Die Untersuchung setzt mit einer längeren, bisweilen eher tastenden, manchmal etwas detailverliebten Hinführung ein, in der die Rahmen- und Entstehungsbedingungen westlicher Esoterik analysiert und auf der Basis vorliegender wissenschaftlicher Literatur ausgewertet werden. Einen gelungenen Überblick bietet die Abhandlung über Fragmente esoterischer Religionsgeschichte (Hermetik, Gnosis, Alchimie, Rosenkreuzer bis hin zu Emanuel Swedenborg).

Mit dem vierten Kapitel wird der Fokus auf den Tarot gerichtet. Die Analysen geben einen Überblick über die verschiedenen Systeme und mannigfaltigen Interpretationsmöglichkeiten des Kartensystems. Die Bezeichnung geht auf die französische Bezeichnung tarotée zurück und bezog sich schlicht auf das künstlerisch gestaltete Muster der Kartenrückseite. Die Tarottrümpfe sind - wie der Vf. vermutet - als Gesellschaftsspiel in den Adelshäusern Norditaliens entstanden (170).

Französische Okkultisten des 19. Jh.s griffen auf den Marseiller Tarot des 15. Jh.s zurück, eine Art Archetyp des heutigen Tarotdecks. Am Ende des 18. Jh.s setzt mit den Franzosen Alliette/Étteilla, Court de Gébelin und Éliphas Lévi Zahed die "esoterische Tarotgeschichte" ein (173 ff.). Schon bald wird er mit der jüdischen Kabbala in Verbindung gebracht. Weitere Rezeptionsversuche unter astrologischen und - vor allem im englischen Bereich- okkultistischen Gesichtspunkten gab es im 19. Jh.

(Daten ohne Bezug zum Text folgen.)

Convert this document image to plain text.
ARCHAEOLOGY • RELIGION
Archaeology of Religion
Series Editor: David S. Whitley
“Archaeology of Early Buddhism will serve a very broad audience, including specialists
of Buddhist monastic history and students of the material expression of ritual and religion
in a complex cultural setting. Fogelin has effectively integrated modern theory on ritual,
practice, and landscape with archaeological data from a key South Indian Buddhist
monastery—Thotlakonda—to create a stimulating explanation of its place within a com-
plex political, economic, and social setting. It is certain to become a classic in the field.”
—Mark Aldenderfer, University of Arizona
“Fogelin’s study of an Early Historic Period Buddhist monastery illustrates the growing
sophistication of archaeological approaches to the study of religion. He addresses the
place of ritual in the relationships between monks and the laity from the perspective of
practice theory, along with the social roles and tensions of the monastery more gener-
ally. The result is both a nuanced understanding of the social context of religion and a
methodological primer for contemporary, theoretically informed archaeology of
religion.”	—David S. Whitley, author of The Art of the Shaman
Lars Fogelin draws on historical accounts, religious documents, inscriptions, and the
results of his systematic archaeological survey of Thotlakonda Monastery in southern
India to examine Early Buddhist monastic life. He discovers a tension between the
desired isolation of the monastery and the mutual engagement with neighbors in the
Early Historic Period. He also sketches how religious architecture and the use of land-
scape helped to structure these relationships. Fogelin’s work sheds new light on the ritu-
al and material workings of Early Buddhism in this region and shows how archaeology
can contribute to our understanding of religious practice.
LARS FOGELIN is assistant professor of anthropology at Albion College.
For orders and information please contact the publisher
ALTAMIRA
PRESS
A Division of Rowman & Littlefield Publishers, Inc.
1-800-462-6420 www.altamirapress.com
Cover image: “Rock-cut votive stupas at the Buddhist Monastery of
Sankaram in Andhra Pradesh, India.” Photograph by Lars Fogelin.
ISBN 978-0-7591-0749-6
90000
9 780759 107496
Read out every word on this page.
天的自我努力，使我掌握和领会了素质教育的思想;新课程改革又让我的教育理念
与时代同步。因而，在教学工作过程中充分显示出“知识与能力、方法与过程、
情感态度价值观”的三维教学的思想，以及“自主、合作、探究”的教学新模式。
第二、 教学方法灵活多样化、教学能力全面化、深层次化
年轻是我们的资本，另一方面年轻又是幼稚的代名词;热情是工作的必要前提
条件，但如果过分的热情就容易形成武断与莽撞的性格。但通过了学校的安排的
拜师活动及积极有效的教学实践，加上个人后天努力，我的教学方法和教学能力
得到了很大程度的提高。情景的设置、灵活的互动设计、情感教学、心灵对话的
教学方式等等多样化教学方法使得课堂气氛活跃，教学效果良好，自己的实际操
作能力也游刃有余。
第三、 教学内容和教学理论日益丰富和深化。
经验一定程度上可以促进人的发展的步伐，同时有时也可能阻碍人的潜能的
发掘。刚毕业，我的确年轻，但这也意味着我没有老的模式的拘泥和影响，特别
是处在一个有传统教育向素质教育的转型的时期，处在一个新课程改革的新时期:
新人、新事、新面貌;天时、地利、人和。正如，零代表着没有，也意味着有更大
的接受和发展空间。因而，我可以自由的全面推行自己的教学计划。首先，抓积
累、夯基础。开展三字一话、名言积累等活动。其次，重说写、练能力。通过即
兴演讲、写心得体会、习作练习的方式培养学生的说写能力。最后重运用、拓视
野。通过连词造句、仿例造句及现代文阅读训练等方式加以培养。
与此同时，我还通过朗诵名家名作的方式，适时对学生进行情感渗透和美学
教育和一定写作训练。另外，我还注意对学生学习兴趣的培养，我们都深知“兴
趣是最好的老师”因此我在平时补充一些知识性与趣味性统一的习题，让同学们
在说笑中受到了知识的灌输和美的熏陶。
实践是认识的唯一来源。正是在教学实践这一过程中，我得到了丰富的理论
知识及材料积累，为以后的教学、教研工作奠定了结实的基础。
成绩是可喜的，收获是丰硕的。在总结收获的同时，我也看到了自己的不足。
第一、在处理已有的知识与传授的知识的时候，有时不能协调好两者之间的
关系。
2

Mitte der sechziger bzw. siebziger Jahre des 20. Jh.s erlebte der Tarot im Zuge der Hippie-Bewegung in den USA und in dem neu erwachten Interesse an Esoterik und Okkultismus in Westeuropa eine neue Konjunktur.

Für den Vf. ist klar: "Der Tarot ist und bleibt ein Spiel - ein Spiel, doch keine Spielerei!" (192). An späterer Stelle betrachtet er den Tarot als "Ausdruck einer bestimmten esoterischen Geisteshaltung und einer bestimmten Weltanschauung", aber auch als "Ausdruck zeitgenössischer Kunst, Religiosität und Kultur" (280). Vor diesem Hintergrund werden "Grundanforderungen an einen echten Tarot" entwickelt. Der Vf. will nicht ausschließen, dass sich trotz mancher esoterischer Vereinnahmungstendenzen beim Tarot auch vertiefende Brücken zur christlichen Spiritualität entdecken lassen (285 ff.). Dieses Anliegen wird im Abschlusskapitel weitergeführt und theologisch diskutiert. Gleichzeitig räumt der Vf. ein, "dass es sich bei den unterschiedlichen Parareligiositäten um den Schatten des Christlichen handelt, d. h. um den Schatten von christlicher Religiosität und Kirche" (385). Die Kirche könne "die Volksreligion der unerlösten Weisheit", wie sie sich in den parareligiösen Methoden finden lasse, sogar "taufen" und integrieren. Der Vf. hält dies u. a. mit einer "europäischen Befreiungstheologie" für möglich. Sie könne dem Einzelnen wie der Kirche Freiheit von Angst, Freiheit zum Reifen, Freiheit zur Kommunikation einräumen.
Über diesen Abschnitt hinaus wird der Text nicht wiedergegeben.